I enjoyed the pond and its swans for the rest of my time.
Cliffs of Dover
Much to my misunderstanding and disappointment, our bus trip did not stop at the White Cliffs of Dover to walk around and explore. We stopped for a quick 10-minute photo break by the town of Dover’s boardwalk. The bus did drive by the cliffs three times. Despite my limited exposure to the cliffs, I was awed by their beauty and shape. A photo stop does not do the cliffs justice. I wish to go back sometime, something I cannot say about the other stops on my London bus tours.
The cliffs are white from chalk. It is finely grained pure limestone created gradually over millions of years. I can’t wait to learn more about their creation!
Although the rest of the tour disappointed me more than it impressed, Canterbury flipped the switch. ‘Surprisingly impressive’ best describes Canterbury.

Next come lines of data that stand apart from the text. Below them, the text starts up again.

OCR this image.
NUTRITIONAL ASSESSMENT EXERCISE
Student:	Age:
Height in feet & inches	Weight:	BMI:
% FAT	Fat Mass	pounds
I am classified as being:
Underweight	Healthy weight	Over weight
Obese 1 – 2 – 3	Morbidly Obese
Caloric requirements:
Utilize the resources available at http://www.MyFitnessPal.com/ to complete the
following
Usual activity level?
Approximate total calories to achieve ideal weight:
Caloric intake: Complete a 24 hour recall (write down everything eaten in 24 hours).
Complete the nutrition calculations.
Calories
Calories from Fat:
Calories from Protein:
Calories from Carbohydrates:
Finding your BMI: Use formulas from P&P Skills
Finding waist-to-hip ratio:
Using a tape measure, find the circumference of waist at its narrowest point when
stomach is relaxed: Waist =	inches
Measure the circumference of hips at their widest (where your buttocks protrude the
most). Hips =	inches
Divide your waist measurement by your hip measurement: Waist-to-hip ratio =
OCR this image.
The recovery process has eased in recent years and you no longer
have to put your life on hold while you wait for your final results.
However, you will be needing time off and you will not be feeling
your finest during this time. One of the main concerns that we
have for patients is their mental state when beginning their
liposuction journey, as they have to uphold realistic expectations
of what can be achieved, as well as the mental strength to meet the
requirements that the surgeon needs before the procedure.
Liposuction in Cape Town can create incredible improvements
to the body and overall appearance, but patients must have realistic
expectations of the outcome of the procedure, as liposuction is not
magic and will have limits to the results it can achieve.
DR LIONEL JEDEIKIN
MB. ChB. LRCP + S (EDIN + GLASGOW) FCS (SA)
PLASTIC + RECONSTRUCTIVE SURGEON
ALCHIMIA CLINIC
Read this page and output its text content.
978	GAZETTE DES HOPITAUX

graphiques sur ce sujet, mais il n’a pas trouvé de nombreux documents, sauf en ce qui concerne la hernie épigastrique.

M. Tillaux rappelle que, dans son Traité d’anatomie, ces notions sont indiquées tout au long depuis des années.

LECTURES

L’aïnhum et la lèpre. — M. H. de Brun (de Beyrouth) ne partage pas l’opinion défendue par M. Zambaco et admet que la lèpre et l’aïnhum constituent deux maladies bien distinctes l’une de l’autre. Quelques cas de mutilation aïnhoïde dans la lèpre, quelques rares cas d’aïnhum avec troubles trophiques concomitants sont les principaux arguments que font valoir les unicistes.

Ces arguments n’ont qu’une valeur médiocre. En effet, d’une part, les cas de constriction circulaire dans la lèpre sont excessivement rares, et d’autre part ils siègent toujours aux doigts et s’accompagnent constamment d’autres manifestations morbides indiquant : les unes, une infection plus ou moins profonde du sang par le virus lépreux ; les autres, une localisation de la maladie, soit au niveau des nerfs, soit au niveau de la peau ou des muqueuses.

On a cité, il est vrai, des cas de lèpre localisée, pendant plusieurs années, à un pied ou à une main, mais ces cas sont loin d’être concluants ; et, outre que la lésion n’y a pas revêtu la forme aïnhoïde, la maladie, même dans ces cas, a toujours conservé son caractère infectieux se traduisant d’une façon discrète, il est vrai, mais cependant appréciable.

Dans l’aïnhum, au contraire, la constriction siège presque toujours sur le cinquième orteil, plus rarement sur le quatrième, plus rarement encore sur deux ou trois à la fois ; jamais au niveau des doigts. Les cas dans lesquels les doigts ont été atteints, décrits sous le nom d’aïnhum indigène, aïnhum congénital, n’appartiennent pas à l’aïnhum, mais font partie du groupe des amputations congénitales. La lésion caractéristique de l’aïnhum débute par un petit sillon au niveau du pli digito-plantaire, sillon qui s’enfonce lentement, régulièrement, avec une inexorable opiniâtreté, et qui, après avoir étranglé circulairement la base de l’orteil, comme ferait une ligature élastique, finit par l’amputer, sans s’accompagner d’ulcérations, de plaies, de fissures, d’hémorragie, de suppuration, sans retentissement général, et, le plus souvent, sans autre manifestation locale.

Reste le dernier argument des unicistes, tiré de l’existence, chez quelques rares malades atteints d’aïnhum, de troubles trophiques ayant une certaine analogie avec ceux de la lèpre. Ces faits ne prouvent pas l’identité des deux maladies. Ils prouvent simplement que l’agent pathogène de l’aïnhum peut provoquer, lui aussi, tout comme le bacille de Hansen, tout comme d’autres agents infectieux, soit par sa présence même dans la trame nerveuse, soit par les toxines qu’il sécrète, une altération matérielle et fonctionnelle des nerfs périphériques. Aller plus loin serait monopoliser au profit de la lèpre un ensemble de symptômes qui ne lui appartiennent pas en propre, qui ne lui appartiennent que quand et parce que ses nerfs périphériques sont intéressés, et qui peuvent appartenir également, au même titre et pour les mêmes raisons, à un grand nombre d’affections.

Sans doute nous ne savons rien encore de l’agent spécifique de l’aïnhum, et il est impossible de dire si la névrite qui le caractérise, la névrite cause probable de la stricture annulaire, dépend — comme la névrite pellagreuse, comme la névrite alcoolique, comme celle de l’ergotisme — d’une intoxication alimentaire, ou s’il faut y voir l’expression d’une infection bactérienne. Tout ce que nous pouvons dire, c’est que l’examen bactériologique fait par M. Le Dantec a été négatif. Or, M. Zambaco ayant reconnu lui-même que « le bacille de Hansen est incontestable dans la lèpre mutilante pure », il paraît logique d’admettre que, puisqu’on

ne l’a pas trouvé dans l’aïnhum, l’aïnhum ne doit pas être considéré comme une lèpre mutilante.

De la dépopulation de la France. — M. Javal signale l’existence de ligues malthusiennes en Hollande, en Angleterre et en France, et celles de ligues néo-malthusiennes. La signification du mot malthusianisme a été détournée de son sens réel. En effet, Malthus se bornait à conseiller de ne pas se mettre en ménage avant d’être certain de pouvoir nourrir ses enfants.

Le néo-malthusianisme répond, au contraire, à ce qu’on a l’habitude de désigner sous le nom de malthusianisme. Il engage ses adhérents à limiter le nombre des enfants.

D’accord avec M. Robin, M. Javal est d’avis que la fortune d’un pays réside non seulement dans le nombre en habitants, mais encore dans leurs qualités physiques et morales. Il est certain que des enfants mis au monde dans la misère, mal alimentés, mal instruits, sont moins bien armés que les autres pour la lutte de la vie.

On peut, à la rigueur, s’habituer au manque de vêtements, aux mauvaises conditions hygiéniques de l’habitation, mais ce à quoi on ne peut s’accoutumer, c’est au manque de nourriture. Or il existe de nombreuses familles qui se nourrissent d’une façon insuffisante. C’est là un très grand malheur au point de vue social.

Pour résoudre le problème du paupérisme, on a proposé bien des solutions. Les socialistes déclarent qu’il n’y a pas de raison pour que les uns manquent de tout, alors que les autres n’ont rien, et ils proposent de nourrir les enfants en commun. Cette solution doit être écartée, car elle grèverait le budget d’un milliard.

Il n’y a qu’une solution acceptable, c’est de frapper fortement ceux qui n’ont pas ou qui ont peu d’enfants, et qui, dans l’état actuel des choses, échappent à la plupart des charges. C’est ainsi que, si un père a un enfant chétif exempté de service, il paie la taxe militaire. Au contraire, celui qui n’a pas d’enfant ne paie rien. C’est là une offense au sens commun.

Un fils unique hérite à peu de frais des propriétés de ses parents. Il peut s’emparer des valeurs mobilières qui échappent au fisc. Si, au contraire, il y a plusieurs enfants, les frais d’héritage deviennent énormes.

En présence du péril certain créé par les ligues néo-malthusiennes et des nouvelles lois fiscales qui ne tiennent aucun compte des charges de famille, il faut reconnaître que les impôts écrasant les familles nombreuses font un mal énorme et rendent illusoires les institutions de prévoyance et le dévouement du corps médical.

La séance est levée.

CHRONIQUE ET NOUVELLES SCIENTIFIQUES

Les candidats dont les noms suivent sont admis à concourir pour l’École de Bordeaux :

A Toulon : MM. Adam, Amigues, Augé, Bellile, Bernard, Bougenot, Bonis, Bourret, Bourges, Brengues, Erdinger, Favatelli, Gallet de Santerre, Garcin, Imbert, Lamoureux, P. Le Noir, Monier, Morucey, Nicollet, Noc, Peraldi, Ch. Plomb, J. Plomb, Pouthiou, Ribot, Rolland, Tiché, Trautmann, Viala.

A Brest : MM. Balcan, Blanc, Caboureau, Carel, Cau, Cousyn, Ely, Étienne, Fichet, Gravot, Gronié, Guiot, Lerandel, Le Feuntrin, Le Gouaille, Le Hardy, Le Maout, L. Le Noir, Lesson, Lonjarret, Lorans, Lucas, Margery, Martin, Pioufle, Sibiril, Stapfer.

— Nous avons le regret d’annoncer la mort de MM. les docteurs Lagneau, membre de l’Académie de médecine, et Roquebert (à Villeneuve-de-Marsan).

Rita suggested the group eat at Panteli’s, a small restaurant, on the bus. If we wanted to eat at Panteli’s, Rita took our order and phoned in ahead of time. The hungry group quickly walked to the restaurant and were immediately seated and served. I ordered the impressive fish and chips, my first serving of it ever. The serving size was large and the food extremely delicious. Fish and chips I ate at other locations in London cannot compare to Panteli’s. The meal even came with a cup of coffee and apple cake, all for only 12 pounds. Quality food at a low price — surprisingly impressive.
We then shuffled to the Canterbury Cathedral and it was (surprise!) impressive.
The murder of archbishop Thomas Becket caused Canterbury Cathedral to become a major place of pilgrimage. King Henry II and Thomas Becket enjoyed a great friendship and, when the archbishop position opened, King Henry ensured Thomas Becket got the job. The King believed he could finally have his hand on the Crown and the Church, but this was not so. Thomas Becket took his title very seriously and refused several orders and requests from King Henry, who quickly became frustrated. One day, the King shouted, “Who will rid me of this turbulent Priest?” Four Knights took the King’s cry seriously. They went to the Cathedral in the night and politely asked the archbishop to visit the King. When the archbishop refused, the Knights stormed the Cathedral and martyred him.
Canterbury Cathedral is certainly a beautifully haunting cathedral. I’d call that impressive.
Evan Evans Tours
Although their slogan is, “Britain’s Finest Sightseeing” I can hardly agree.
I booked through Viator, having trusted this company after reading my favorite travel blogger’s fantastic experiences with the company. Viator’s tours are more expensive than Golden Tours’, so I decided to splurge on only one Viator tour. I’m glad I did.
Aside the tour guide’s rambling and bus driver’s unsafe navigating, the advertised bus WiFi was not working. There was also no bathroom on the bus, forcing the group to use limited time from seeing the sights to find a bathroom (this really bothered me, but maybe it shouldn’t).
For calling themselves the finest sightseeing, I didn’t notice anything spectacular about the tour. It was a decent tour, but I wouldn’t say the finest, and certainly not worth $15 more. It should at least include lunch for that price.
Overall, the day turned out better than it started. My favorite part is absolutely the lunch. Oh, yeah, and Canterbury Cathedral…and the Cliffs of Dover…and Leed’s Castle…and seeing snow in the UK…and the fact that I’m in the UK…and currently writing this from my hostel bed in London. So yeah, the tour wasn’t great. But I’m still darn grateful to have this experience.
Have you ever had a sub-average tour?